Trick-or-Treat? No Sunday Night Halloween for Livingston Parish

The Baton Rouge Advocate reports today that the ACLU of Louisiana is protesting a new policy moving the parish’s trick-or-treating to Monday, Nov. 1 from the traditional Oct. 31 because this year, Oct. 31 falls on a Sunday.

Sunday is traditionally a religious holiday, and rural Livingston Parish has decided that costumed kids and free candy doesn’t fit well with the Sabbath.

However, The Advocate also reports that a lot of residents, including the Parish President, are ignoring the ordinance, and the ACLU of Louisiana seems to be on the side of residents and some local politicians in this letter.

But the ACLU’s legal argument is an interesting one, it is two-fold, according to the letter:

1. Halloween is a Religious Holiday, and its observance should not be abrogated by a Parish Council’s Ordinance

2. The Louisiana and U.S. Constitutions provide a right of free assembly, which prohibits the Livingston Parish Council from telling people they can knock on doors and ask for candy any night of the week, much less Halloween.

What do you think?


About Scott
I am a young attorney in New Orleans with a passion for First Amendment Law. My blog is not an advertisement for attorney services in any way.

8 Responses to Trick-or-Treat?
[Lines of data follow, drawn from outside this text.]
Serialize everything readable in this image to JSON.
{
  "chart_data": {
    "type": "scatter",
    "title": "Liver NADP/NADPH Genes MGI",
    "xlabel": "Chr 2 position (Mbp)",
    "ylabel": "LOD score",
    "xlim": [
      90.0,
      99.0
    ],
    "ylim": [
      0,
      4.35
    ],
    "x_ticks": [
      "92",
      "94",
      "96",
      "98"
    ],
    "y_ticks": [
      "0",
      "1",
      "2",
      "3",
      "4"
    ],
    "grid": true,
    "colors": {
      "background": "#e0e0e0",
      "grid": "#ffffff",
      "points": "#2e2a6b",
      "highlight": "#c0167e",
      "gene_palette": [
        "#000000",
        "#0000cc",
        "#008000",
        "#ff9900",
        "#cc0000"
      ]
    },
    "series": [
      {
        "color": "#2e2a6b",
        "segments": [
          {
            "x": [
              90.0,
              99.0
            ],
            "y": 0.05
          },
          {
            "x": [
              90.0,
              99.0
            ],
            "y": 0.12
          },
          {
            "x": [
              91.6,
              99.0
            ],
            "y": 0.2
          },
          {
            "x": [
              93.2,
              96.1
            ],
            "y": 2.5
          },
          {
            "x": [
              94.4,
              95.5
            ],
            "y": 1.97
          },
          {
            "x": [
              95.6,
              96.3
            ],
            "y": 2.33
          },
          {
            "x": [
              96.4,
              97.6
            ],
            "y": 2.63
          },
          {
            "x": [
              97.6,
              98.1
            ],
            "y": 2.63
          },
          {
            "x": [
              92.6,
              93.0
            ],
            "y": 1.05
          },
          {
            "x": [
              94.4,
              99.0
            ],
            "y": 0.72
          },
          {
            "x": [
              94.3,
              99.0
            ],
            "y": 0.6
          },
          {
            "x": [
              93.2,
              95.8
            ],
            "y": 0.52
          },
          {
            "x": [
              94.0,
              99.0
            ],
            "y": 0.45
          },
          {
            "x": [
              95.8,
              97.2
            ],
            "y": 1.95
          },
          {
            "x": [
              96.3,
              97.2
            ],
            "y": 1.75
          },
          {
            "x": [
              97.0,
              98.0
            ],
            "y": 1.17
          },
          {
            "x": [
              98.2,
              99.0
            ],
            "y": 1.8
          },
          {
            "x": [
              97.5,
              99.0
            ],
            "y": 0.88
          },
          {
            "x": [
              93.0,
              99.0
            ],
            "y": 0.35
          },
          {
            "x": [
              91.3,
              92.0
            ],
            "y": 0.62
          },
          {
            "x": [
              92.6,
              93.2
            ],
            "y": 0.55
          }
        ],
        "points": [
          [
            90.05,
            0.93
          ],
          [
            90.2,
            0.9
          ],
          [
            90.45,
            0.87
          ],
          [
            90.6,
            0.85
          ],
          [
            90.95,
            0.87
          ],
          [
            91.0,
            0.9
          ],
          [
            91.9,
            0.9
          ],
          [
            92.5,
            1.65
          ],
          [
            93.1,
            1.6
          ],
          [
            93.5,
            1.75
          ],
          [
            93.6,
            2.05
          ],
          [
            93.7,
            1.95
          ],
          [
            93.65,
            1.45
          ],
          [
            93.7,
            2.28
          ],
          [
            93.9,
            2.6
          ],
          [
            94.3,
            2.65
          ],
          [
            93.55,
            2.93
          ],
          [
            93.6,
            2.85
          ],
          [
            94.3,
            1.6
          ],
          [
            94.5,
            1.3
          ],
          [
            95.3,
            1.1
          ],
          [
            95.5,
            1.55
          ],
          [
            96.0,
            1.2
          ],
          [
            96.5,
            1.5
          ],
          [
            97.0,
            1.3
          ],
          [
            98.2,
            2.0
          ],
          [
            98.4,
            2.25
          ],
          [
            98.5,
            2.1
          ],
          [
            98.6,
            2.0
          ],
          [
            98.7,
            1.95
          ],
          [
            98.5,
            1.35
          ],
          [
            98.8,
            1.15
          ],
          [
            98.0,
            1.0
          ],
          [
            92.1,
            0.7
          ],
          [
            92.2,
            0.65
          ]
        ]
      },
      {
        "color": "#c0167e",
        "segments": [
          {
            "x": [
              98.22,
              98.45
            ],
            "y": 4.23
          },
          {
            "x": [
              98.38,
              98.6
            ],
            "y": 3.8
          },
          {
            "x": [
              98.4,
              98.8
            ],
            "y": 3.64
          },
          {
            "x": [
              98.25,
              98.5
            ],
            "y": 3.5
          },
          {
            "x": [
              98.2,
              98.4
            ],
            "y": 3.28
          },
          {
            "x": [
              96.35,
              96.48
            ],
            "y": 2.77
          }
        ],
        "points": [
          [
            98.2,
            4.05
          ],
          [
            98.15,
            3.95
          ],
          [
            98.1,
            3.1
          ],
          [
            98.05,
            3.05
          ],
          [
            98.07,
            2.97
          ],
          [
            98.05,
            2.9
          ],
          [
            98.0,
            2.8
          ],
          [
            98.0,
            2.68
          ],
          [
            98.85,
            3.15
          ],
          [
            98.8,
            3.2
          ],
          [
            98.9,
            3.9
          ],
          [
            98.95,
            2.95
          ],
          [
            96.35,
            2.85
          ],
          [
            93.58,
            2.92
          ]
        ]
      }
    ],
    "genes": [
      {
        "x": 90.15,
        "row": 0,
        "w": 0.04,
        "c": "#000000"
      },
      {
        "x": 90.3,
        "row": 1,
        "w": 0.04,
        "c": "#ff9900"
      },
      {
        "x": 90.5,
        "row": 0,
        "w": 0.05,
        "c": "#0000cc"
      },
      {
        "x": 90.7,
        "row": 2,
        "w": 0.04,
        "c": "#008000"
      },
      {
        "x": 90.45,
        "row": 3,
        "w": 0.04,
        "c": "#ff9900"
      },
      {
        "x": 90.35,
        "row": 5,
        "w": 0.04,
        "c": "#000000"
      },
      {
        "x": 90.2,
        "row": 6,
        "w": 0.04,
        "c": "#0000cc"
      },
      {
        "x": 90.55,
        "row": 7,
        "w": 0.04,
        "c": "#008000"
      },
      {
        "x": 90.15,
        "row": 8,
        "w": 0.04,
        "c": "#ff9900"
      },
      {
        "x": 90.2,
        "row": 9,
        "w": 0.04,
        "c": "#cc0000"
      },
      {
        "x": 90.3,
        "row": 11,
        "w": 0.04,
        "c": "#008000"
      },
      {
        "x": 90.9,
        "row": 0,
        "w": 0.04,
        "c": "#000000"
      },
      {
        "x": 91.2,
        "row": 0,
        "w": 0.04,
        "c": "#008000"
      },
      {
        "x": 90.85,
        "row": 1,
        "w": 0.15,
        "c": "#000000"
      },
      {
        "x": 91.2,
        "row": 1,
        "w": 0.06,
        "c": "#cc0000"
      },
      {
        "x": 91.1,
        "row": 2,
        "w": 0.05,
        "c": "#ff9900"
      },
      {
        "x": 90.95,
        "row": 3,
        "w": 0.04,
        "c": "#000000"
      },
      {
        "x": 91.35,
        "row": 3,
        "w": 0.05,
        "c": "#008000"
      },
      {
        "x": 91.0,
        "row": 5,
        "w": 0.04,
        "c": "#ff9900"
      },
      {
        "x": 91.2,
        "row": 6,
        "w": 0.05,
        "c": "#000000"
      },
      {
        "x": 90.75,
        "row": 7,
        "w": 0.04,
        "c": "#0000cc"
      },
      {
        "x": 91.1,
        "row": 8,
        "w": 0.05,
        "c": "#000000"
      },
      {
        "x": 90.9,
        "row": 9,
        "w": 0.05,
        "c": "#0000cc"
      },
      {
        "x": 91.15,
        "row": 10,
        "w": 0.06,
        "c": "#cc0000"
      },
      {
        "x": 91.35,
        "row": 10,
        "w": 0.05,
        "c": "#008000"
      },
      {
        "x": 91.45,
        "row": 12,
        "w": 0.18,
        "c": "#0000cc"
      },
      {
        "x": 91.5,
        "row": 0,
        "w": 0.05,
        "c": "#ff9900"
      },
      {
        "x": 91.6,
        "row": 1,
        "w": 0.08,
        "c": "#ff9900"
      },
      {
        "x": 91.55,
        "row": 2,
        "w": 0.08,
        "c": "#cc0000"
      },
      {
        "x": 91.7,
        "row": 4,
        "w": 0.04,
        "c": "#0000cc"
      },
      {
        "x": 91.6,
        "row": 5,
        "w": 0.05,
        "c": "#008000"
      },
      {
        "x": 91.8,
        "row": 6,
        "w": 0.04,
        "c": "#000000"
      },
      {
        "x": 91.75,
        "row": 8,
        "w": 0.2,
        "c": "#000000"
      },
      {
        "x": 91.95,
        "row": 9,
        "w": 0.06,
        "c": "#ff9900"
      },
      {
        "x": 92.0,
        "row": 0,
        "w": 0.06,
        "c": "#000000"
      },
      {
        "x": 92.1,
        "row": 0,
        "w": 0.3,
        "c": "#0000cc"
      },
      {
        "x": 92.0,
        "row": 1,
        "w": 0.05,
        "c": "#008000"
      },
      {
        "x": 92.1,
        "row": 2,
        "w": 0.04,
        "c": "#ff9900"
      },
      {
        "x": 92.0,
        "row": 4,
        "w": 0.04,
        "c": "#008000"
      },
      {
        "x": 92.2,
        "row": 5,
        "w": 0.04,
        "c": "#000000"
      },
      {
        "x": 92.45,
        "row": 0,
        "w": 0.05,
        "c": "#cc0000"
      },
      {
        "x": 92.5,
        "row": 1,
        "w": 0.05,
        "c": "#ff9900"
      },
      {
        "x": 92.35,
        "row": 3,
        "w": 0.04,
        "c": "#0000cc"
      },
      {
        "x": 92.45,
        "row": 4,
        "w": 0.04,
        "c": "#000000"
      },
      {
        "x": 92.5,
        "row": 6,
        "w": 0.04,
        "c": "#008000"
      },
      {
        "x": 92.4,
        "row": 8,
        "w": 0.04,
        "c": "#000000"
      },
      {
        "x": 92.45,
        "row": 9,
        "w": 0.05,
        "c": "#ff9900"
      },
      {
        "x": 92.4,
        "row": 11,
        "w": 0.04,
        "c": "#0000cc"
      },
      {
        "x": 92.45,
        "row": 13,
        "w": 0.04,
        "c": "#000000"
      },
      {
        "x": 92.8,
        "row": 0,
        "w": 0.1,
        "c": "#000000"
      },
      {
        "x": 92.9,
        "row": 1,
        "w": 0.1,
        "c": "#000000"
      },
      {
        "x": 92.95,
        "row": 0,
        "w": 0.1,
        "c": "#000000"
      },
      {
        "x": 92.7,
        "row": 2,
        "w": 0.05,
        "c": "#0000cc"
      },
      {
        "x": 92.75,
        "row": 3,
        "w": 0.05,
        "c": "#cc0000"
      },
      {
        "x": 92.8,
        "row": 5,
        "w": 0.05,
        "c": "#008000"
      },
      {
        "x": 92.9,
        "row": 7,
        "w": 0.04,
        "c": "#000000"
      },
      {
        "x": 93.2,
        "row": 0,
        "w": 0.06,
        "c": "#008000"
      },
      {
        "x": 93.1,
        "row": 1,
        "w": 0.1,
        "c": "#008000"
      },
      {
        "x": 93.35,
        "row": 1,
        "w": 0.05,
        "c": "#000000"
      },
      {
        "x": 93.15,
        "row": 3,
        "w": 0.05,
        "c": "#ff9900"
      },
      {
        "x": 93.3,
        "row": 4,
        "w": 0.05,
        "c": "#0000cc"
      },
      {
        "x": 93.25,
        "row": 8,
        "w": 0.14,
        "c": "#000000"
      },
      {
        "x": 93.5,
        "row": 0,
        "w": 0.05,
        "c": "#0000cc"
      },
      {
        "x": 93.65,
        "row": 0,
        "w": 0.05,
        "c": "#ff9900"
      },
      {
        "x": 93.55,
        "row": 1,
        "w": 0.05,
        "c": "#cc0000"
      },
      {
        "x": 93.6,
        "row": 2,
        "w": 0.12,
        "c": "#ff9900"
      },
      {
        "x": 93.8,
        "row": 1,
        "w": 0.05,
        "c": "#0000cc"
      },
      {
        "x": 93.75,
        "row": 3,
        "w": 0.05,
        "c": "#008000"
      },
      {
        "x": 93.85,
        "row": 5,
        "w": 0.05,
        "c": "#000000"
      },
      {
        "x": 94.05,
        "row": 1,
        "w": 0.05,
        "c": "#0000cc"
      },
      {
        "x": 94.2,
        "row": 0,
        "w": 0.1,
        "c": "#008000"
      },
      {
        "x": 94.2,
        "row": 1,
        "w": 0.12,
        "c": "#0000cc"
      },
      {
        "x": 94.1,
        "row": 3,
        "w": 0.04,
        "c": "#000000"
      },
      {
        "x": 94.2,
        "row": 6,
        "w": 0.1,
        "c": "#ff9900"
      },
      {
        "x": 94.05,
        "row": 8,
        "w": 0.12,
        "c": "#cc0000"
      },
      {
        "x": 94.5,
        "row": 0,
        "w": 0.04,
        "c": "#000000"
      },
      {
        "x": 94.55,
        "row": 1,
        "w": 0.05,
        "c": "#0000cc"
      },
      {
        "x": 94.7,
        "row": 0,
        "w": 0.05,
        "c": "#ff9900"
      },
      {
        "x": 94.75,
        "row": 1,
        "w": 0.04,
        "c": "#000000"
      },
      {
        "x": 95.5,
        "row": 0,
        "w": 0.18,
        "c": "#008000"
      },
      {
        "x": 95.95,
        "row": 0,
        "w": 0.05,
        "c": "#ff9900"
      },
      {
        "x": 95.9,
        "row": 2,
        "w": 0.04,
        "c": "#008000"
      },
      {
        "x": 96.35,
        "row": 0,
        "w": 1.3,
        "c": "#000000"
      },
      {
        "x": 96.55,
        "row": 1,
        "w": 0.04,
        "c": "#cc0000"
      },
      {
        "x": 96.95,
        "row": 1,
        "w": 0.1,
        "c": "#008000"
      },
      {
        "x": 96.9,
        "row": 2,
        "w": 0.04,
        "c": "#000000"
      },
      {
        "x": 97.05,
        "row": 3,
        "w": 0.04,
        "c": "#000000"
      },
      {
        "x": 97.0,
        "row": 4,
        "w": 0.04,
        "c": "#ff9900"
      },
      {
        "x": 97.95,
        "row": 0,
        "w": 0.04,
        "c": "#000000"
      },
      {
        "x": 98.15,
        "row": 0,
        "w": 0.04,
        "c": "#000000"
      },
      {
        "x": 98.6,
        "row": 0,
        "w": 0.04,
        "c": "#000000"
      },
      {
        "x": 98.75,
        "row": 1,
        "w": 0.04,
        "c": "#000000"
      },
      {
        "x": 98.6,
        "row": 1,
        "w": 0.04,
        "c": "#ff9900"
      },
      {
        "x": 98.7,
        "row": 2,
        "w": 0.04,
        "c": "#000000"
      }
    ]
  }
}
No Sunday Night Halloween for Livingston Parish

  1. Where'sTheBeef? says:

    While it is true that in my religion, Wicca, Halloween which we call Samhain is a religious holiday; however, trick-or-treating is not the focus of honoring the Samhain holiday; further more, the kids that are trick-or-treating very likely have no idea what religious connotations are associated with Halloween – they just know is a day to go out in costume and collect candy loot. However, while Christian religions or other faiths for that matter, are well within their rights to choose when and IF they allow their children to celebrate Halloween by adjusting their Church calendar, it would not be appropriate to enact laws that are specifically targeted to accomodate their faith. The town however, should be within its rights to determine when certain functions take place within its boundaries when it effects street closures or staffing of police to insure safety…. just my two cents. I do believe that this particular pot is being stirred by someone who has it in for Livingston Parish and is attacking at every opportunity. The parties know who they are…

  2. Barbara Wagner says:

    If you are going to move Halloween from its traditional date, and you have a choice of dates, why not move it to Saturday night when kids can stay out later with no school the next day, rather than Monday night–a school night?

    • Angela says:

      That is a good point. I refuse to pass candy on the wrong date. If Christmas fell on a Wednesay would you move it to be more conveinent? Probably not.

  3. Darrell says:

    Wow! Looks like the Anti-Christian Lunatic Union has soared to new heights of ignorance in their lustful hatred of all things Christian. Is this the ACLU’s version of a Halloween prank? Do they really honestly believe that this ordinance will be observed? Especially by anyone who might view Halloween as a religious holiday? Do they believe that the Parish Sheriff’s Department has the resources or even the desire to enforce this ordinance? The Sheriff would surely give priority to stopping a gang of punks from pushing dope rather than stopping a gang of three year olds in pumpkin suites from begging for candy. It is certainly a noble effort to compel the community to keep the Sabbath holy, but that is an ordinance that can only be enforced in the heart, not on paper. If the Christians of Livingston Parish truly want Sunday to be the Lord’s day, then they need to get out and evangelize; and I would say that Halloween night would be a great time to do just that. Think about it: You don’t have to go out looking for them, they will come right to your door.

    • Concerned says:

      Most of my neighbors are CATHOLIC and do not want trick or treat on their Holy Day, All Saint’s Day. The ACLU is right to protest this and defend this CHRISTIAN holiday. Seriously Darrell, learn something before you speak again.

  4. Angela says:

    This is so dumb! Kids have no concept of the religious aspect of Halloween. It’s a day to dress up and get candy. It’s fun for them. And since when does local government mix with religious ideas…um, isn’t there a separation of church and state? I live in Livingston Parish, if these bible banging christian thugs get trick or treating moved, I will not pass out candy and will put up a sign stating ” We pass candy on the correct date”.

  5. Paulette Grace says:

    Not many people realize this, but HALLOWEEN HAS CATHOLIC ROOTS, too! The title, “All Hallow’s Eve” has been shortened to Halloween. All Saint’s Day (Nov. 1st) & All Soul’s Day (Nov. 2nd) were put on the day after “Samhain” (Oct. 31st) to help explain our Catholic beliefs about the Dead. So Oct. 31 was called “All Hallow’s Eve” by the Catholics (aka Christians at the time because it was before the Protestant Reformation) because it was the EVE of All Saint’s Day in which we honor ALL the Holy (or HALLOWED) Souls that have made it to Heaven. So to ban trick or treating on Sunday is just plain INGORANCE about its roots. It has multi-religious roots, including Christian ones! But don’t take my word for it, check out this website: or goggle yourself!